Freed from prison thanks to Tim Price's legal team, it appeared that Layton had already helped that lefty lawyer blow apart his own family (though thanks to Gene's agreement to destroy the video tape, and Evan's determination to sweep the whole incident under a nice middle class rug, Layton would likely remain at large) had he then gone on to unfinished business with Markham? It was Markham who had double crossed Layton, resulting in the latter's incarceration in the first place. Would Layton extend that vengeance further, to themselves perhaps and was that what Alex had been thinking? It'd be just like her to go off on her own and try to solve this herself; infuriating, pig-headed, bloody woman.

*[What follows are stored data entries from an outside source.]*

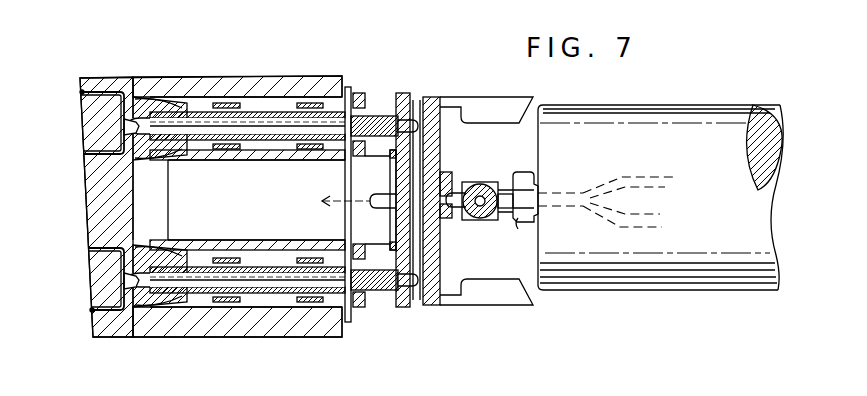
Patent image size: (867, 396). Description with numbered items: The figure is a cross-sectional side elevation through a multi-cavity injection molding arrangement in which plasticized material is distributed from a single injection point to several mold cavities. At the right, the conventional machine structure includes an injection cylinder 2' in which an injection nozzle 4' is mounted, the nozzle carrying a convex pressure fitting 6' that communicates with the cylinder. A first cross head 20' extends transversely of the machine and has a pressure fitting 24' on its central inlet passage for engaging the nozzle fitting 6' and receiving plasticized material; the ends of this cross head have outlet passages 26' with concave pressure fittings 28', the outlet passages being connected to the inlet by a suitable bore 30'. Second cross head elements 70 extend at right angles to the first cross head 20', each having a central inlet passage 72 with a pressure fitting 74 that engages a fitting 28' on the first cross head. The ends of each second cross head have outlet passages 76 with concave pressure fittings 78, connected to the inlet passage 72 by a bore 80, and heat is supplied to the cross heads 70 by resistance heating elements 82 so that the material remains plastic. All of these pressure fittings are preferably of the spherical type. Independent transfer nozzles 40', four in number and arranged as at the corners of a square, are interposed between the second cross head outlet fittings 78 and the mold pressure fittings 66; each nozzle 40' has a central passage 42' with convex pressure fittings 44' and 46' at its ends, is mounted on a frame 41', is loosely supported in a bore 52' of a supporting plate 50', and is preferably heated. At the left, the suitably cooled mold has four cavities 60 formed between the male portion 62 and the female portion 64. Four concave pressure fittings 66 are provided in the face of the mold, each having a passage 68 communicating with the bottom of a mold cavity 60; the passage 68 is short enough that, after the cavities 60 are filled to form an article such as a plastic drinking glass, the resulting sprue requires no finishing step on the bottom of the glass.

The injection cylinder 2' is at (660, 182).
The injection nozzle 4' is at (523, 183).
The convex pressure fitting 6' is at (528, 232).
The cross head 20' is at (489, 166).
The pressure fitting 24' is at (514, 234).
The outlet passage 26' is at (479, 221).
The concave pressure fitting 28' is at (473, 183).
The bore 30' is at (479, 228).
The transfer nozzle 40' is at (237, 206).
The frame 41' is at (359, 219).
The central passage 42' is at (247, 201).
The convex pressure fitting 44' is at (378, 197).
The convex pressure fitting 46' is at (160, 211).
The supporting plate 50' is at (237, 68).
The bore 52' is at (236, 210).
The cavity 60 is at (82, 92).
The male portion 62 is at (87, 120).
The female portion 64 is at (95, 204).
The concave pressure fitting 66 is at (130, 118).
The passage 68 is at (104, 93).
The second cross head element 70 is at (441, 97).
The central inlet passage 72 is at (446, 170).
The pressure fitting 74 is at (446, 218).
The outlet passage 76 is at (428, 97).
The concave pressure fitting 78 is at (410, 120).
The bore 80 is at (466, 290).
The resistance heating element 82 is at (391, 153).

He headed to the stairs, following her wake, but as he emerged into the weak Autumnal sun he remembered that day in the prison, and the way Layton had spoken to Alex, and his blood ran cold. What if Layton was after her? The thought of that bastard going anywhere near her made his guts ache further and he grew more determined than ever that nothing would happen to her, not while he was around to prevent it.